The transportation boom ended suddenly when the railroad reached Pierre, South Dakota. In 1880 the company moved the majority of its coaches and livestock to Pierre and opened an alternate line. After that the service on the Bismarck line was cut to tri-weekly trips and was soon after abandoned.

To illustrate how popular Buffalo Bill’s Deadwood Stagecoach was in his Wild West performances, while performing in England the highlight of one of the shows came when several monarchs, including the Prince of Wales and the kings of Denmark, Greece, Belgium, and Saxony, climbed aboard the Deadwood Stage with Buffalo Bill in the driver’s seat and rode around the arena while the Indians engaged in a mock attack. It doesn’t get much more real than that for the visiting monarchs.

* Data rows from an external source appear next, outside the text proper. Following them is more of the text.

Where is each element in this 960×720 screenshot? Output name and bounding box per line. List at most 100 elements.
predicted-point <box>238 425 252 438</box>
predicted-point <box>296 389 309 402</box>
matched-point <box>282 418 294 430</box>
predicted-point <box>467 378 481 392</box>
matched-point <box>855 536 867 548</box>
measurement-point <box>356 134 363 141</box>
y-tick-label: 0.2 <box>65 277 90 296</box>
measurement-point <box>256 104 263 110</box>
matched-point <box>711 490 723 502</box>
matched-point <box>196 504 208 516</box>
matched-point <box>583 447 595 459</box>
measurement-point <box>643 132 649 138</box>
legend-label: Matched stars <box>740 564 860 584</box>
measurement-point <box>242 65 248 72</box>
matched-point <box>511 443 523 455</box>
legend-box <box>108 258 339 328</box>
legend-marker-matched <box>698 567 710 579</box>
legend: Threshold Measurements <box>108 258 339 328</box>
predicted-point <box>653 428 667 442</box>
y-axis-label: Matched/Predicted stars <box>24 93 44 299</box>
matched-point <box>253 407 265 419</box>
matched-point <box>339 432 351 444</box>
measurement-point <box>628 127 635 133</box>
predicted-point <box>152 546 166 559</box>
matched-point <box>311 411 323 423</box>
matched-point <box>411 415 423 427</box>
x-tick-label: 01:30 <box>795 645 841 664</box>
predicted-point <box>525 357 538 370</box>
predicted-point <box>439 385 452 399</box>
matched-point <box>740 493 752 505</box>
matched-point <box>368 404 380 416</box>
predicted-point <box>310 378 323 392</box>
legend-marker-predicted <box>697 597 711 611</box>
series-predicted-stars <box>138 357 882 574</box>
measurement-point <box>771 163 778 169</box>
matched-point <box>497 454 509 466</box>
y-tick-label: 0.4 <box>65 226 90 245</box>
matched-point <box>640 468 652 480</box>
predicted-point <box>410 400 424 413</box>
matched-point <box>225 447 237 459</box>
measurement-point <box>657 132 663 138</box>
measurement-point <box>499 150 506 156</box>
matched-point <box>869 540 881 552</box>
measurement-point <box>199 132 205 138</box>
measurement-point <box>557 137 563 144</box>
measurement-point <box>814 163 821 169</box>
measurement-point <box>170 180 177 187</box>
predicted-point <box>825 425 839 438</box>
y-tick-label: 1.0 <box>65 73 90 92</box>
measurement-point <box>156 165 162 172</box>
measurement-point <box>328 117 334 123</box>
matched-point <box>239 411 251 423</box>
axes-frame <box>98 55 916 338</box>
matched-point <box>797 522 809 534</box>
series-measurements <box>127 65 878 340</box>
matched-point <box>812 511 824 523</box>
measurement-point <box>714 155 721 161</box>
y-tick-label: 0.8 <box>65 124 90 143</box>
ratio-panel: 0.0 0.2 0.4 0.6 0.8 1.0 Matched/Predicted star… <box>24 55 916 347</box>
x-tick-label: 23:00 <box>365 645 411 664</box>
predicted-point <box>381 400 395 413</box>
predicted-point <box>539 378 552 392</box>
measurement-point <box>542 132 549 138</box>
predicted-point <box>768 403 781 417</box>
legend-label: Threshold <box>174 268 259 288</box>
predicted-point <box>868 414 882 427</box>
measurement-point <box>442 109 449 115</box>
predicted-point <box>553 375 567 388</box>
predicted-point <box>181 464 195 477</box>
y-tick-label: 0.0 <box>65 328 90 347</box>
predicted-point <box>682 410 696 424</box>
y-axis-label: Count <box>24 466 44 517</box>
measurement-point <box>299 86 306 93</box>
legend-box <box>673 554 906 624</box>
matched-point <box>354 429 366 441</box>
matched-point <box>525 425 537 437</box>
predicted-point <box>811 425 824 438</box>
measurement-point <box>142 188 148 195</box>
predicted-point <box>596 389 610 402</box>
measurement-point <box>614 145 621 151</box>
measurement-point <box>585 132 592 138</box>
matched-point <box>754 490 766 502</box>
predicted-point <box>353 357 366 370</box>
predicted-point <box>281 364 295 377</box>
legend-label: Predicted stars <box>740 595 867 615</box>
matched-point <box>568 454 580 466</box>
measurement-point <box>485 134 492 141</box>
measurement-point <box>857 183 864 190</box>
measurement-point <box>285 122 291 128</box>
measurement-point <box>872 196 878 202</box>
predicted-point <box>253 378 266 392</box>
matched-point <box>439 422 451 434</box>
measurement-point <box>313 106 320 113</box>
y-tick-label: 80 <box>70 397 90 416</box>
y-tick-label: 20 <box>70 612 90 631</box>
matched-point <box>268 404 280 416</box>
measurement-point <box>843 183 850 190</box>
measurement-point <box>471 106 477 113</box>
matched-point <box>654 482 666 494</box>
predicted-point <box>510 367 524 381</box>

Obviously this was a show business first and gained wide publicity for the Wild West.

Today, you can see the original Deadwood Stagecoach which played a big part in Buffalo Bill’s Wild West performances. The stagecoach is on display at the Buffalo Bill Historical Center in Cody Wyoming. The Cody Historical Center began as a log cabin tribute to William  F. Cody, founder and namesake of Cody Wyoming, and has materialized into  a seven-acre building which houses five museums and a research center. The museum is located at 720 Sheridan Ave. and features everything about Buffalo Bill Cody, his Wild West and the old west in general. They have done an excellent job with this museum and I would recommend anyone traveling on a Wyoming vacation to make a visit there. It is the largest repository of William Cody artifacts in the west.